Catastrophe losses prevented American International Group from having a third quarter in a row of property/casualty underwriting profit this year, following many years of losses.
AIG said that its General Insurance unit (property/casualty) generated $249 million in underwriting losses for the 2019 third quarter, driven by net pre-tax catastrophe losses of $497 million. Much of that came from Typhoon Faxai, which produced $254 million of that number, and Hurricane Dorian, which left AIG with a $135 million exposure.
As a result, AIG booked a 103.7 combined ratio, which included 7.5 points of catastrophe losses net of reinstatement premiums. AIG noted that the number reflected an improvement compared to a 124.4 combined ratio (and a $1.7 billion underwriting loss) over the same period a year ago.
AIG President and CEO Brian Duperreault has previously insisted that its General Insurance unit will generate an underwriting profit “on average” for all of 2019, regardless of catastrophes. He is aiming for improvement in the surplus lines unit, Lexington Insurance, in particular.

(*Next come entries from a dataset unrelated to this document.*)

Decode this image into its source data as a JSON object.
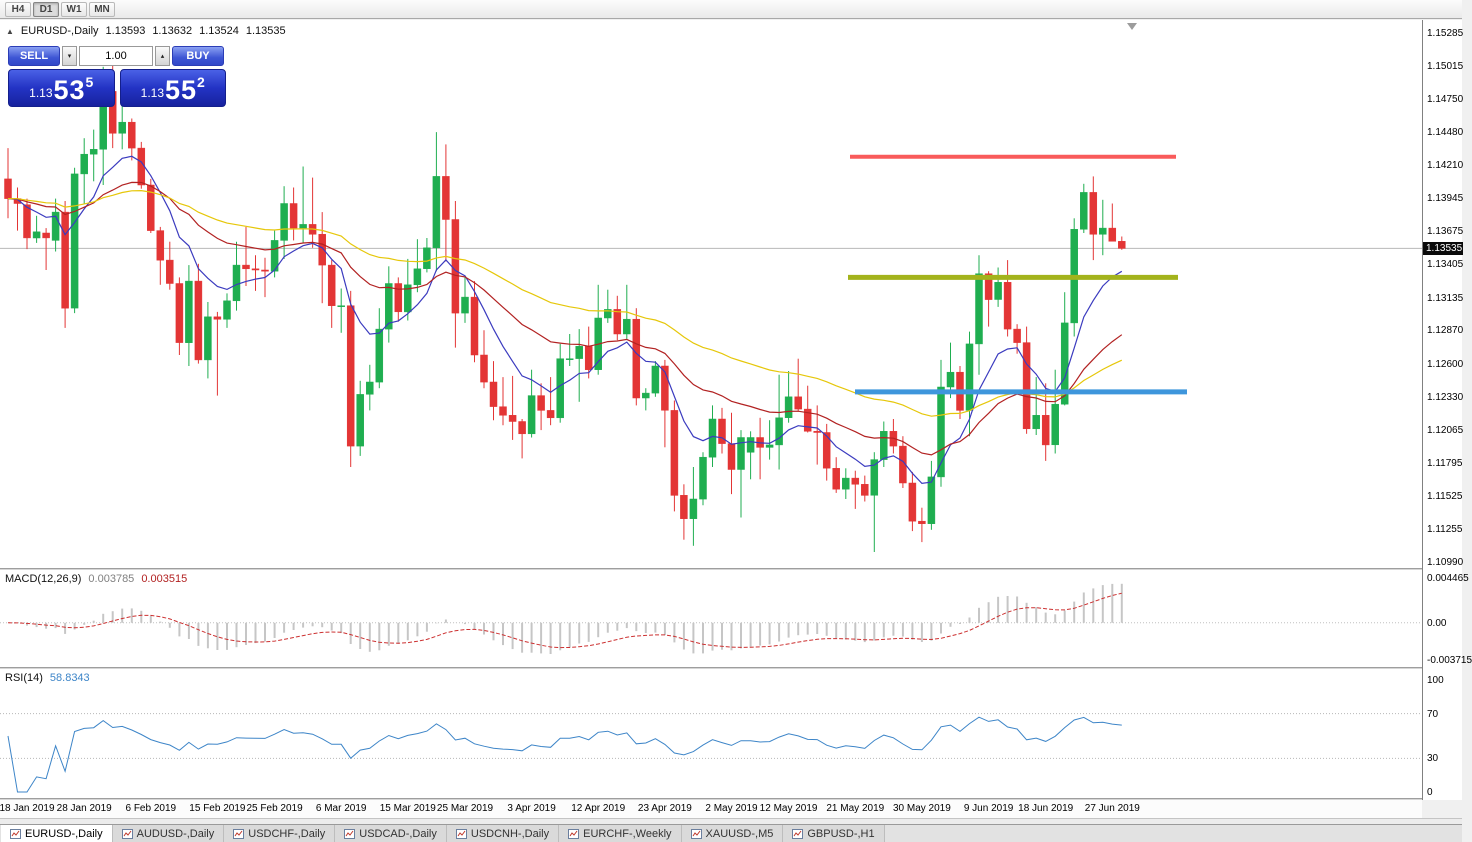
{
  "toolbar": {
    "buttons": [
      {
        "label": "H4",
        "active": false
      },
      {
        "label": "D1",
        "active": true
      },
      {
        "label": "W1",
        "active": false
      },
      {
        "label": "MN",
        "active": false
      }
    ]
  },
  "chart_header": {
    "symbol": "EURUSD-,Daily",
    "open": "1.13593",
    "high": "1.13632",
    "low": "1.13524",
    "close": "1.13535"
  },
  "trade_panel": {
    "sell": "SELL",
    "buy": "BUY",
    "volume": "1.00",
    "bid": {
      "prefix": "1.13",
      "big": "53",
      "sup": "5"
    },
    "ask": {
      "prefix": "1.13",
      "big": "55",
      "sup": "2"
    }
  },
  "price_axis": [
    "1.15285",
    "1.15015",
    "1.14750",
    "1.14480",
    "1.14210",
    "1.13945",
    "1.13675",
    "1.13405",
    "1.13135",
    "1.12870",
    "1.12600",
    "1.12330",
    "1.12065",
    "1.11795",
    "1.11525",
    "1.11255",
    "1.10990"
  ],
  "current_price_tag": "1.13535",
  "macd_panel": {
    "name": "MACD(12,26,9)",
    "value_main": "0.003785",
    "value_signal": "0.003515",
    "axis_labels": [
      "0.004465",
      "0.00",
      "-0.003715"
    ]
  },
  "rsi_panel": {
    "name": "RSI(14)",
    "value": "58.8343",
    "axis_labels": [
      "100",
      "70",
      "30",
      "0"
    ]
  },
  "tab_bar": {
    "tabs": [
      {
        "label": "EURUSD-,Daily",
        "active": true
      },
      {
        "label": "AUDUSD-,Daily",
        "active": false
      },
      {
        "label": "USDCHF-,Daily",
        "active": false
      },
      {
        "label": "USDCAD-,Daily",
        "active": false
      },
      {
        "label": "USDCNH-,Daily",
        "active": false
      },
      {
        "label": "EURCHF-,Weekly",
        "active": false
      },
      {
        "label": "XAUUSD-,M5",
        "active": false
      },
      {
        "label": "GBPUSD-,H1",
        "active": false
      }
    ]
  },
  "colors": {
    "up": "#1fae50",
    "down": "#e33535",
    "macd_hist": "#c6c6c6",
    "macd_signal": "#cc3030",
    "rsi_line": "#3d85c8",
    "bid_line": "#b8b8b8",
    "tag_bg": "#0a0a0a",
    "panel_blue": "#2333c4"
  },
  "chart_data": {
    "type": "candlestick",
    "symbol": "EURUSD-",
    "timeframe": "Daily",
    "ylim": [
      1.1094,
      1.1539
    ],
    "current_bid": 1.13535,
    "current_ask": 1.13552,
    "moving_averages": [
      {
        "type": "ema",
        "period": 9,
        "color": "#3b3bbf"
      },
      {
        "type": "ema",
        "period": 26,
        "color": "#b22222"
      },
      {
        "type": "ema",
        "period": 52,
        "color": "#e6c70a"
      }
    ],
    "macd": {
      "fast": 12,
      "slow": 26,
      "signal": 9,
      "scale_max": 0.004465,
      "scale_min": -0.003715
    },
    "rsi": {
      "period": 14,
      "levels": [
        70,
        30
      ],
      "current": 58.8343
    },
    "trend_lines": [
      {
        "price": 1.1428,
        "x1": 850,
        "x2": 1176,
        "color": "#f95b5b",
        "width": 4
      },
      {
        "price": 1.133,
        "x1": 848,
        "x2": 1178,
        "color": "#a3b31c",
        "width": 5
      },
      {
        "price": 1.1237,
        "x1": 855,
        "x2": 1187,
        "color": "#3e96dc",
        "width": 5
      }
    ],
    "date_ticks": [
      {
        "label": "18 Jan 2019",
        "index": 2
      },
      {
        "label": "28 Jan 2019",
        "index": 8
      },
      {
        "label": "6 Feb 2019",
        "index": 15
      },
      {
        "label": "15 Feb 2019",
        "index": 22
      },
      {
        "label": "25 Feb 2019",
        "index": 28
      },
      {
        "label": "6 Mar 2019",
        "index": 35
      },
      {
        "label": "15 Mar 2019",
        "index": 42
      },
      {
        "label": "25 Mar 2019",
        "index": 48
      },
      {
        "label": "3 Apr 2019",
        "index": 55
      },
      {
        "label": "12 Apr 2019",
        "index": 62
      },
      {
        "label": "23 Apr 2019",
        "index": 69
      },
      {
        "label": "2 May 2019",
        "index": 76
      },
      {
        "label": "12 May 2019",
        "index": 82
      },
      {
        "label": "21 May 2019",
        "index": 89
      },
      {
        "label": "30 May 2019",
        "index": 96
      },
      {
        "label": "9 Jun 2019",
        "index": 103
      },
      {
        "label": "18 Jun 2019",
        "index": 109
      },
      {
        "label": "27 Jun 2019",
        "index": 116
      }
    ],
    "candles": [
      [
        1.141,
        1.1435,
        1.1378,
        1.1394
      ],
      [
        1.1394,
        1.1403,
        1.1368,
        1.139
      ],
      [
        1.1389,
        1.1394,
        1.1353,
        1.1362
      ],
      [
        1.1362,
        1.138,
        1.1358,
        1.1367
      ],
      [
        1.1366,
        1.137,
        1.1336,
        1.1362
      ],
      [
        1.136,
        1.1394,
        1.1351,
        1.1383
      ],
      [
        1.1383,
        1.1392,
        1.1289,
        1.1305
      ],
      [
        1.1305,
        1.1419,
        1.1301,
        1.1414
      ],
      [
        1.1414,
        1.1443,
        1.139,
        1.143
      ],
      [
        1.143,
        1.145,
        1.1408,
        1.1434
      ],
      [
        1.1434,
        1.1501,
        1.1405,
        1.1481
      ],
      [
        1.1481,
        1.1514,
        1.1435,
        1.1447
      ],
      [
        1.1447,
        1.1489,
        1.1434,
        1.1456
      ],
      [
        1.1456,
        1.1459,
        1.1425,
        1.1435
      ],
      [
        1.1435,
        1.144,
        1.1402,
        1.1405
      ],
      [
        1.1405,
        1.141,
        1.1366,
        1.1368
      ],
      [
        1.1368,
        1.1371,
        1.1324,
        1.1344
      ],
      [
        1.1344,
        1.1359,
        1.132,
        1.1325
      ],
      [
        1.1325,
        1.133,
        1.1267,
        1.1277
      ],
      [
        1.1277,
        1.134,
        1.1258,
        1.1327
      ],
      [
        1.1327,
        1.1341,
        1.126,
        1.1263
      ],
      [
        1.1263,
        1.131,
        1.1248,
        1.1298
      ],
      [
        1.1298,
        1.1302,
        1.1234,
        1.1296
      ],
      [
        1.1296,
        1.1317,
        1.1289,
        1.1311
      ],
      [
        1.1311,
        1.1359,
        1.1303,
        1.134
      ],
      [
        1.134,
        1.1371,
        1.1323,
        1.1337
      ],
      [
        1.1337,
        1.1348,
        1.1319,
        1.1336
      ],
      [
        1.1336,
        1.1346,
        1.1314,
        1.1335
      ],
      [
        1.1335,
        1.1368,
        1.133,
        1.136
      ],
      [
        1.136,
        1.1404,
        1.1345,
        1.139
      ],
      [
        1.139,
        1.1403,
        1.136,
        1.137
      ],
      [
        1.137,
        1.142,
        1.1358,
        1.1373
      ],
      [
        1.1373,
        1.1411,
        1.1354,
        1.1365
      ],
      [
        1.1365,
        1.1383,
        1.1309,
        1.134
      ],
      [
        1.134,
        1.1344,
        1.1289,
        1.1307
      ],
      [
        1.1307,
        1.1321,
        1.1285,
        1.1307
      ],
      [
        1.1307,
        1.1319,
        1.1176,
        1.1193
      ],
      [
        1.1193,
        1.1246,
        1.1185,
        1.1235
      ],
      [
        1.1235,
        1.1259,
        1.1222,
        1.1245
      ],
      [
        1.1245,
        1.1305,
        1.124,
        1.1288
      ],
      [
        1.1288,
        1.1339,
        1.1277,
        1.1325
      ],
      [
        1.1325,
        1.133,
        1.1294,
        1.1302
      ],
      [
        1.1302,
        1.1345,
        1.1295,
        1.1324
      ],
      [
        1.1324,
        1.1361,
        1.1318,
        1.1337
      ],
      [
        1.1337,
        1.1362,
        1.1334,
        1.1354
      ],
      [
        1.1354,
        1.1448,
        1.1335,
        1.1412
      ],
      [
        1.1412,
        1.1438,
        1.1343,
        1.1377
      ],
      [
        1.1377,
        1.1392,
        1.1273,
        1.1301
      ],
      [
        1.1301,
        1.133,
        1.1293,
        1.1314
      ],
      [
        1.1314,
        1.1327,
        1.1261,
        1.1267
      ],
      [
        1.1267,
        1.1287,
        1.124,
        1.1245
      ],
      [
        1.1245,
        1.1262,
        1.1214,
        1.1225
      ],
      [
        1.1225,
        1.1249,
        1.121,
        1.1218
      ],
      [
        1.1218,
        1.125,
        1.1198,
        1.1213
      ],
      [
        1.1213,
        1.1215,
        1.1183,
        1.1203
      ],
      [
        1.1203,
        1.1255,
        1.12,
        1.1234
      ],
      [
        1.1234,
        1.1244,
        1.1206,
        1.1222
      ],
      [
        1.1222,
        1.1249,
        1.121,
        1.1216
      ],
      [
        1.1216,
        1.1276,
        1.1212,
        1.1264
      ],
      [
        1.1264,
        1.1284,
        1.1258,
        1.1264
      ],
      [
        1.1264,
        1.1288,
        1.1229,
        1.1274
      ],
      [
        1.1274,
        1.129,
        1.1248,
        1.1255
      ],
      [
        1.1255,
        1.1324,
        1.1251,
        1.1297
      ],
      [
        1.1297,
        1.132,
        1.1293,
        1.1304
      ],
      [
        1.1304,
        1.1315,
        1.1279,
        1.1284
      ],
      [
        1.1284,
        1.1324,
        1.128,
        1.1296
      ],
      [
        1.1296,
        1.1305,
        1.1226,
        1.1232
      ],
      [
        1.1232,
        1.124,
        1.1222,
        1.1236
      ],
      [
        1.1236,
        1.1262,
        1.1233,
        1.1258
      ],
      [
        1.1258,
        1.1263,
        1.1192,
        1.1222
      ],
      [
        1.1222,
        1.123,
        1.114,
        1.1153
      ],
      [
        1.1153,
        1.1162,
        1.1117,
        1.1134
      ],
      [
        1.1134,
        1.1176,
        1.1112,
        1.115
      ],
      [
        1.115,
        1.1188,
        1.1145,
        1.1184
      ],
      [
        1.1184,
        1.1226,
        1.1176,
        1.1215
      ],
      [
        1.1215,
        1.1224,
        1.1187,
        1.1195
      ],
      [
        1.1195,
        1.122,
        1.1154,
        1.1174
      ],
      [
        1.1174,
        1.1206,
        1.1135,
        1.12
      ],
      [
        1.1188,
        1.1205,
        1.1166,
        1.12
      ],
      [
        1.12,
        1.1216,
        1.1166,
        1.1192
      ],
      [
        1.1192,
        1.1214,
        1.1182,
        1.1194
      ],
      [
        1.1194,
        1.1251,
        1.1174,
        1.1216
      ],
      [
        1.1216,
        1.1254,
        1.1212,
        1.1233
      ],
      [
        1.1233,
        1.1264,
        1.1221,
        1.1223
      ],
      [
        1.1223,
        1.1242,
        1.1204,
        1.1205
      ],
      [
        1.1205,
        1.1226,
        1.1178,
        1.1204
      ],
      [
        1.1204,
        1.1211,
        1.1165,
        1.1175
      ],
      [
        1.1175,
        1.1184,
        1.1155,
        1.1158
      ],
      [
        1.1158,
        1.1175,
        1.115,
        1.1167
      ],
      [
        1.1167,
        1.1173,
        1.1142,
        1.1162
      ],
      [
        1.1162,
        1.1169,
        1.1148,
        1.1153
      ],
      [
        1.1153,
        1.1188,
        1.1107,
        1.1182
      ],
      [
        1.1182,
        1.1213,
        1.1176,
        1.1205
      ],
      [
        1.1205,
        1.1215,
        1.1187,
        1.1193
      ],
      [
        1.1193,
        1.1201,
        1.1159,
        1.1163
      ],
      [
        1.1163,
        1.1172,
        1.1124,
        1.1132
      ],
      [
        1.1132,
        1.1143,
        1.1115,
        1.113
      ],
      [
        1.113,
        1.1181,
        1.1125,
        1.1168
      ],
      [
        1.1168,
        1.1263,
        1.116,
        1.1241
      ],
      [
        1.1241,
        1.1277,
        1.1232,
        1.1253
      ],
      [
        1.1253,
        1.1258,
        1.1215,
        1.1222
      ],
      [
        1.1222,
        1.1286,
        1.1201,
        1.1276
      ],
      [
        1.1276,
        1.1348,
        1.1251,
        1.1333
      ],
      [
        1.1333,
        1.1335,
        1.129,
        1.1312
      ],
      [
        1.1312,
        1.1338,
        1.1306,
        1.1326
      ],
      [
        1.1326,
        1.1344,
        1.1282,
        1.1288
      ],
      [
        1.1288,
        1.1292,
        1.1268,
        1.1277
      ],
      [
        1.1277,
        1.129,
        1.1203,
        1.1207
      ],
      [
        1.1207,
        1.1249,
        1.1202,
        1.1218
      ],
      [
        1.1218,
        1.1244,
        1.1181,
        1.1194
      ],
      [
        1.1194,
        1.1255,
        1.1187,
        1.1227
      ],
      [
        1.1227,
        1.1318,
        1.1226,
        1.1293
      ],
      [
        1.1293,
        1.1378,
        1.1282,
        1.1369
      ],
      [
        1.1369,
        1.1406,
        1.1366,
        1.1399
      ],
      [
        1.1399,
        1.1412,
        1.1344,
        1.1365
      ],
      [
        1.1365,
        1.1393,
        1.1348,
        1.137
      ],
      [
        1.137,
        1.139,
        1.136,
        1.13593
      ],
      [
        1.13593,
        1.13632,
        1.13524,
        1.13535
      ]
    ]
  }
}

Duperreault, in prepared remarks, asserted that AIG’s strategy remains on track.
“Results are in line with our expectations, particularly in General Insurance, which demonstrated a significant improvement over the prior-year quarter driven by our focus on underwriting excellence, expense discipline and enhanced reinsurance strategy,” Duperreault said.
The AIG CEO added the insurer remains confident it “will deliver underwriting profitability for the full year 2019.”
Overall, AIG booked $648 million in net income during the 2019 third quarter, or $0.72 per diluted common share. That compares to a $1.3 billion net loss, or $1.41 per common share, in the same, year ago quarter. The insurer credited its results as coming primarily from pre-tax net realized capital gains of $929 million, versus pre-tax net realized capital losses of $511 million in the 2018 third quarter.
Overall results were also hurt by a drop in income from AIG’s life and retirement business.
AIG reported consolidated net investment income of $3.4 billion during the 2019 third quarter, basically flat compared to the same period in 2018, due to higher interest and dividends, and other investment income (though this was partially offset by lower alternative investment returns).
AIG’s gross written premiums for General Insurance were at $8.58 billion during Q3, compared to more than $8.6 billion in the 2018 third quarter. Net premiums written came in at $6.6 billion, down from $6.8 billion a year ago.
Net premiums written grew during Q3 in commercial lines compared to Q3 2018, but they declined in personal insurance.
AIG tallied a gain in net premiums written in North America due to its Glatfelter acquisition and growth within its Validus business, though this was partially offset by continued impact from pricing and underwriting decisions, plus higher ceded premiums due to changes in 2019 reinsurance programs.